Hey, I'm 30.
No, for real. Not in the sense of how I've been answering "thirty" to casual queries about my age for the past two years. But in the sense of, thirty years ago today, at 8:06pm (Central), I was pulled screaming from a Pfannenstiel incision in my mother's abdomen at 35+3/7 weeks.
Hmm. I miss the days when I used to use phrases like "I was born."
Yeah, no I don't.
So the thing about it is...I'm surprisingly cool with turning 30. I feel like it's kind of a landmark, actually. And kind of analogous to pregnancy, in a weird, only-in-Kate's-head kind of way...life, I think, can more or less be divided into trimesters. For the first 30 years, you develop and change a
lot.
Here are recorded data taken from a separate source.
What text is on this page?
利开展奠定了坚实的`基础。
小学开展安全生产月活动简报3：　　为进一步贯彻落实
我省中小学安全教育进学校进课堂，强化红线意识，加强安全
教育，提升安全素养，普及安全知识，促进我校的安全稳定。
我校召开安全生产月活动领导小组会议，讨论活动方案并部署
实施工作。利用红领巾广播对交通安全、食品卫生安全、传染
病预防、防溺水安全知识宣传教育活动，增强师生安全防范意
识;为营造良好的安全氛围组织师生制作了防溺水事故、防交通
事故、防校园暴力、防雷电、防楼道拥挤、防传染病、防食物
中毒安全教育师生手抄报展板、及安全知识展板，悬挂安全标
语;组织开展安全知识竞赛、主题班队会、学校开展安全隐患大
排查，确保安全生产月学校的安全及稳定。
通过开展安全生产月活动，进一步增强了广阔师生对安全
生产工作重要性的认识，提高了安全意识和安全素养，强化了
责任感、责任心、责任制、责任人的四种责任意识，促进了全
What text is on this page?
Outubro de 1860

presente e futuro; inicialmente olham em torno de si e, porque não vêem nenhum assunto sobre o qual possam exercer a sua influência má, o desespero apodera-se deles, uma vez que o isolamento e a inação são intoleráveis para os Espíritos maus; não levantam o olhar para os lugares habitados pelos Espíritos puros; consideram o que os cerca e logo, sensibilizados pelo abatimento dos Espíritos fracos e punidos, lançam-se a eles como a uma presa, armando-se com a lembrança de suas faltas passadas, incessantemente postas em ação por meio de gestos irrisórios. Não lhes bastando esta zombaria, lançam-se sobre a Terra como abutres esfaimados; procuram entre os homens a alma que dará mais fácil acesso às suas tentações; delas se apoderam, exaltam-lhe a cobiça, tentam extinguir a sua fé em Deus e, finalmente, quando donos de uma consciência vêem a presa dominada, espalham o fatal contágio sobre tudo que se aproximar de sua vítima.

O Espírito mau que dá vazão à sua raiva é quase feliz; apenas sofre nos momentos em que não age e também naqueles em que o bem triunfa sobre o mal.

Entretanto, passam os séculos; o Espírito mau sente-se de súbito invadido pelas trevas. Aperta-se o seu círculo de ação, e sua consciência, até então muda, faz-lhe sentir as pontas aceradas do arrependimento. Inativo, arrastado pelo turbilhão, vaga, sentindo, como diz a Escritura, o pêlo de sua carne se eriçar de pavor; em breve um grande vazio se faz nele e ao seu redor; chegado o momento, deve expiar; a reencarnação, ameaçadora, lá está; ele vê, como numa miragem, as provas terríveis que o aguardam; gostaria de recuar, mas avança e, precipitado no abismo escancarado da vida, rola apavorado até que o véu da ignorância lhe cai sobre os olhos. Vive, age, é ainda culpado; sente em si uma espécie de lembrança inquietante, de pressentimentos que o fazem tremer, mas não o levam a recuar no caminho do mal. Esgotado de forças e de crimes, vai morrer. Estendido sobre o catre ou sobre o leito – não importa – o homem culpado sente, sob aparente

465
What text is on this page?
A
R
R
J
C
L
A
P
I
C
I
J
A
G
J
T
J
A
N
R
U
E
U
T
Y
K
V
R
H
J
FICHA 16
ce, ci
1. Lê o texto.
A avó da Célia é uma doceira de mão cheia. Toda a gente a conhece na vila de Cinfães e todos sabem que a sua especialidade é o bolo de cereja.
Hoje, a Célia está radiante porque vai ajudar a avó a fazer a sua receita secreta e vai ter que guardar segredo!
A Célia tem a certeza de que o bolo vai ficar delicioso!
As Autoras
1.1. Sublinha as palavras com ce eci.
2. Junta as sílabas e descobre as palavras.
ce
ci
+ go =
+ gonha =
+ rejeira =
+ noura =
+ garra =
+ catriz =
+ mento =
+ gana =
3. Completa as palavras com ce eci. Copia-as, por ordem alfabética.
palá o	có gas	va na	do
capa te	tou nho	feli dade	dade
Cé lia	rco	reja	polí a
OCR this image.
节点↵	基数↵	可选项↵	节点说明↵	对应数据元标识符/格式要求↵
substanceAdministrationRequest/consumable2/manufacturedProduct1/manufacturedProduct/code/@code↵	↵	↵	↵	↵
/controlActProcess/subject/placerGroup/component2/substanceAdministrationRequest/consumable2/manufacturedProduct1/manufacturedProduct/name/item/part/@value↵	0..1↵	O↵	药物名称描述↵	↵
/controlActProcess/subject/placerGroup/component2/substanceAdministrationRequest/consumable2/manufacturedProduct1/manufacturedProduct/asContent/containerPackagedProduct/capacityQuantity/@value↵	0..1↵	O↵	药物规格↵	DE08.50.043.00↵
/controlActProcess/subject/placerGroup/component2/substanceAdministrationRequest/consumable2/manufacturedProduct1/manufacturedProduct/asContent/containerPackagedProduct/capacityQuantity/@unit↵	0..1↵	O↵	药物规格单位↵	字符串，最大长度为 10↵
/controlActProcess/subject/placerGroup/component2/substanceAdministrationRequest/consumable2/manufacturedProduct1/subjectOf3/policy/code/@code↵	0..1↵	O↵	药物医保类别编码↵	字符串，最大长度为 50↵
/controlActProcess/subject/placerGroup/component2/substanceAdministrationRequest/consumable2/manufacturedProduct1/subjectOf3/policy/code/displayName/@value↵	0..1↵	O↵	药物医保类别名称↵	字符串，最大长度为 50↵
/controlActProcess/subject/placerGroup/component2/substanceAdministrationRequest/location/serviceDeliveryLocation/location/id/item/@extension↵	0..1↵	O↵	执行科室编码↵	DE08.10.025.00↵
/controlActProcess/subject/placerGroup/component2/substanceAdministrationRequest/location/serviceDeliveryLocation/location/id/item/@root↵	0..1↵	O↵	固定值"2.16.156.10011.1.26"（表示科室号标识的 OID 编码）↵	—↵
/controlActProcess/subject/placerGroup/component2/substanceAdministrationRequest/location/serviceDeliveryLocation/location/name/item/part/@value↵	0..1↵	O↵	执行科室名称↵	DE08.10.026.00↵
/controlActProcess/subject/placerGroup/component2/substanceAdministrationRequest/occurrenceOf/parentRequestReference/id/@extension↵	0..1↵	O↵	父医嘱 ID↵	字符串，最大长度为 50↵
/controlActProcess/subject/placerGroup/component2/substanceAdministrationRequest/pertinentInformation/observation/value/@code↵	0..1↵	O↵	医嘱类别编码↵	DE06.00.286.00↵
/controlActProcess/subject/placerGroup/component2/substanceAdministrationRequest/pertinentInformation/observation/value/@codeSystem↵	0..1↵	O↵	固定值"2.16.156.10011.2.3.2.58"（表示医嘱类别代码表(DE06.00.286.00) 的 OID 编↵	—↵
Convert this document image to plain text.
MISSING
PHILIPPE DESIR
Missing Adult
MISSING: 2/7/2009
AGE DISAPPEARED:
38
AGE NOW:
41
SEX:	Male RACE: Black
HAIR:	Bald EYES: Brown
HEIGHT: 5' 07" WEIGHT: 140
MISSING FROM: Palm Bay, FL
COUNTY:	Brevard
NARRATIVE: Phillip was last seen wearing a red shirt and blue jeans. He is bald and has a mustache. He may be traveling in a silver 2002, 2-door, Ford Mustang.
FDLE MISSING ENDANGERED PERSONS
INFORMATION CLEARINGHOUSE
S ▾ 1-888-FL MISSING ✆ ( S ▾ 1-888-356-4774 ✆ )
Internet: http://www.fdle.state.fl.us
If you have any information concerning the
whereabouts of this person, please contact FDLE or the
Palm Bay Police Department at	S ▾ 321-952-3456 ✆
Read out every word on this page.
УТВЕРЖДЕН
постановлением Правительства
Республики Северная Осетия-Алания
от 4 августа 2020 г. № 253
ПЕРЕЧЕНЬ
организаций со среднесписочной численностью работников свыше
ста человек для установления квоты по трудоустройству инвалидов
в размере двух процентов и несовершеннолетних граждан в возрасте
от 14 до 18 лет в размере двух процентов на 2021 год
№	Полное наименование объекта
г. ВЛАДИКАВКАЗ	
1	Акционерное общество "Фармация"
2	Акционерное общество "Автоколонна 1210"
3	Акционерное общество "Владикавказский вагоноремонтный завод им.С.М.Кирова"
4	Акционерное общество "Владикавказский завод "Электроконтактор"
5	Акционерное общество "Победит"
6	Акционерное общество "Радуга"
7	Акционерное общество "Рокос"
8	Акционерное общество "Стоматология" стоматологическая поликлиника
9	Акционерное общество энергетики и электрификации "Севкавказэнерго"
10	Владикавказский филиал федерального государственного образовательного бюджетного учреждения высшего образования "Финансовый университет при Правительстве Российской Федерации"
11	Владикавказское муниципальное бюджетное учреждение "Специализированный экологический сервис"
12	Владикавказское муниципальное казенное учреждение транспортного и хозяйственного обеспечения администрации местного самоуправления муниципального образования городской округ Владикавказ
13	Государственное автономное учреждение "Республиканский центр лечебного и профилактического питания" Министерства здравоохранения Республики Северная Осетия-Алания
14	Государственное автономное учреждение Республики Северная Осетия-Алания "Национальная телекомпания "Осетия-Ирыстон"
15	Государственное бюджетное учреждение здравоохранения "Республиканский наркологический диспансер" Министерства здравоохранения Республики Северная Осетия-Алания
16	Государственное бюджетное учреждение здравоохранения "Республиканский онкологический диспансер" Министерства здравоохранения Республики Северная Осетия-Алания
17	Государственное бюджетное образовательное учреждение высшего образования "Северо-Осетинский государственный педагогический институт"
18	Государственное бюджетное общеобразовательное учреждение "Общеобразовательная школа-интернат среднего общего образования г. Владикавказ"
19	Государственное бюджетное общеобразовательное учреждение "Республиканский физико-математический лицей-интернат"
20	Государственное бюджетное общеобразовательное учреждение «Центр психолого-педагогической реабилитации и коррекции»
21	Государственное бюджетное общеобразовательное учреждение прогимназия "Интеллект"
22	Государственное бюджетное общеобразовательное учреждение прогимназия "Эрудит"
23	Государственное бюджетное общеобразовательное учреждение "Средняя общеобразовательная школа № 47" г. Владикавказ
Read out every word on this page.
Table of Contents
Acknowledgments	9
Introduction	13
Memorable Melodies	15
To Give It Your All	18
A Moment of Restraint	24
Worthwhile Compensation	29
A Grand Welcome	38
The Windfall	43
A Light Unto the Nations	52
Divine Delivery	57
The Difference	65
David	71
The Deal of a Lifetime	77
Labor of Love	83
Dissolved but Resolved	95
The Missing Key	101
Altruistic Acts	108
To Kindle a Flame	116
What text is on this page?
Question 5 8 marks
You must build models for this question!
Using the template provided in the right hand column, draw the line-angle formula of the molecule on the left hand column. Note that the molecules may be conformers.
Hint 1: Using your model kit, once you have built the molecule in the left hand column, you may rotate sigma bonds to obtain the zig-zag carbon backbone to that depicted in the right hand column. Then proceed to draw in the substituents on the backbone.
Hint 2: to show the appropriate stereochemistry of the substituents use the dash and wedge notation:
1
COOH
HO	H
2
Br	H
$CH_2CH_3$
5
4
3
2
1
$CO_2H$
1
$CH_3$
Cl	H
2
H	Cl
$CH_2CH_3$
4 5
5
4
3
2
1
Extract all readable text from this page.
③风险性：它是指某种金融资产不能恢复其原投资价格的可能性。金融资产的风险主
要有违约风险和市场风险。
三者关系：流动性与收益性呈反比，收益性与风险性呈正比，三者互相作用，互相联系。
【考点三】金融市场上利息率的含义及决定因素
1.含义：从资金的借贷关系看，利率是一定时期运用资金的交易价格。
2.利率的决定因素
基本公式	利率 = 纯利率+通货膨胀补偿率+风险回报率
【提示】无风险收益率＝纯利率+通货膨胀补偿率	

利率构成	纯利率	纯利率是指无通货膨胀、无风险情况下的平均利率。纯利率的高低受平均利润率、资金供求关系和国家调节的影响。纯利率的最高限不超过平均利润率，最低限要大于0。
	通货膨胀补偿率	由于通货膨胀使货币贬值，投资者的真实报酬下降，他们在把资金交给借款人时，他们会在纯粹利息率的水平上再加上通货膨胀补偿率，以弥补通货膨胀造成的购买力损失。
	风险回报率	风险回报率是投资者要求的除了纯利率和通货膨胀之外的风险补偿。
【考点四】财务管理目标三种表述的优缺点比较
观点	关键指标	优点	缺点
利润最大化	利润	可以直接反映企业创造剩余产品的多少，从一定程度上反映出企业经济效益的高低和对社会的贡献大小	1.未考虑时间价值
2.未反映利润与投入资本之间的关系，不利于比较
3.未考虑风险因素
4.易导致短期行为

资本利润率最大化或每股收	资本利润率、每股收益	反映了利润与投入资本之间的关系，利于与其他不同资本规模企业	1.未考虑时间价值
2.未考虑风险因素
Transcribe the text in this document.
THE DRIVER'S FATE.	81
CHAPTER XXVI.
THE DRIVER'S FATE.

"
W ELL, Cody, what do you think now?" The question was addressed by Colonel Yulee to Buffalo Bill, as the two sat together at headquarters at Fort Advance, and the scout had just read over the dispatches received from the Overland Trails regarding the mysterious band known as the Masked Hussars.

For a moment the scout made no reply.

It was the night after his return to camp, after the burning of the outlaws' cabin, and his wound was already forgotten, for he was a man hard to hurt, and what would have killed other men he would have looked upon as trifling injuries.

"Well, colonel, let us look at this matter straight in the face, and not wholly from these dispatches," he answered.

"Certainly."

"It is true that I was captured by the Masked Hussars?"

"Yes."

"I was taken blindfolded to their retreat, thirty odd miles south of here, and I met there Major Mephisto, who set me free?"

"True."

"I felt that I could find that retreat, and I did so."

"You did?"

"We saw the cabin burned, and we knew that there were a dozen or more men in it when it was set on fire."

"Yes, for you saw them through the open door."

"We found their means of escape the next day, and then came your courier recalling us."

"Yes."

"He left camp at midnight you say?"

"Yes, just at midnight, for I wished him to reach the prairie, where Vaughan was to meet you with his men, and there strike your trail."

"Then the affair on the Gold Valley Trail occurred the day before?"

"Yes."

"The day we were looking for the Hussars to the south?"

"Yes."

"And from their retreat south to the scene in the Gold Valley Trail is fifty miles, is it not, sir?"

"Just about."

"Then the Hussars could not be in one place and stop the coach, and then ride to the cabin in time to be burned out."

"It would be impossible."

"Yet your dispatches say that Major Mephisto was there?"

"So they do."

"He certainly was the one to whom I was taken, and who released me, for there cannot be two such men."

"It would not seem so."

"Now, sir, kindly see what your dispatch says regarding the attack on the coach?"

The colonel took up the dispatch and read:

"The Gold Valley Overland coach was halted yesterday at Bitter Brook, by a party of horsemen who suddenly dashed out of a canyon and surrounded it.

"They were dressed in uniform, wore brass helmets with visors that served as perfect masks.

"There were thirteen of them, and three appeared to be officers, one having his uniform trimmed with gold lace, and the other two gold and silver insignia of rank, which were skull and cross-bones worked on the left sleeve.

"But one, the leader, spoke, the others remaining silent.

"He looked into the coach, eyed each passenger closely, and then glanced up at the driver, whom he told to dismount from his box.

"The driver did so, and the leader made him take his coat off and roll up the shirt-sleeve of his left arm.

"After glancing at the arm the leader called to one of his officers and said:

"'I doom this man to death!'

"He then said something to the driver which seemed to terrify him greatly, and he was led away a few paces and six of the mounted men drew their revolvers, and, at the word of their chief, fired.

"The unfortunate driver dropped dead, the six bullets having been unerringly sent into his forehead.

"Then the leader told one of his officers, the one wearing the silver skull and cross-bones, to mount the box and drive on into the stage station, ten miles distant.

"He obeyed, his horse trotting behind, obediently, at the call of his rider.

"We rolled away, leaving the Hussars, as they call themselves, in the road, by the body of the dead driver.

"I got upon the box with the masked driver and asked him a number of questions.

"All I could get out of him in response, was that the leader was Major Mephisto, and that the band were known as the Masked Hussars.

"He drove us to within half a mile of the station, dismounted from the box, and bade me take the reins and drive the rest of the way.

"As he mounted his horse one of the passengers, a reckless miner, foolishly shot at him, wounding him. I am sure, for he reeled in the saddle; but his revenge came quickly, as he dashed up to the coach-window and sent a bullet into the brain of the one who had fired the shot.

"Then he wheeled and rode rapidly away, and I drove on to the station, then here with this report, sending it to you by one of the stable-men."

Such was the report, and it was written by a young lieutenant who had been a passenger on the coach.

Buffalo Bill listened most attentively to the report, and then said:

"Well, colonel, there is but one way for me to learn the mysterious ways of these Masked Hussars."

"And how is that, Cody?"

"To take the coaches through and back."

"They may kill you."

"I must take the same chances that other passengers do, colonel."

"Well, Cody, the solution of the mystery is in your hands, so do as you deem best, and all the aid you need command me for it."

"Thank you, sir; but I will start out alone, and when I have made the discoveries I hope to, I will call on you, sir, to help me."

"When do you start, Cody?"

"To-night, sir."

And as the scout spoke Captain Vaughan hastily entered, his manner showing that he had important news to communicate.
There's a lot of energy expended in this. You disrupt other peoples' lives a lot, and you're fairly demanding because you just need so much to pull off what you need to accomplish.
But then you cross into that second trimester. The transition itself is relatively subtle, but hitting that 12 week, er, 30 year mark is a pretty big milestone. Because if you've made it this far, you can't be too defective. You're reasonably well differentiated. The vomiting has usually stopped. Things calm down. Everyone relaxes a little. You refine your skills, you develop yourself, and you continue growing.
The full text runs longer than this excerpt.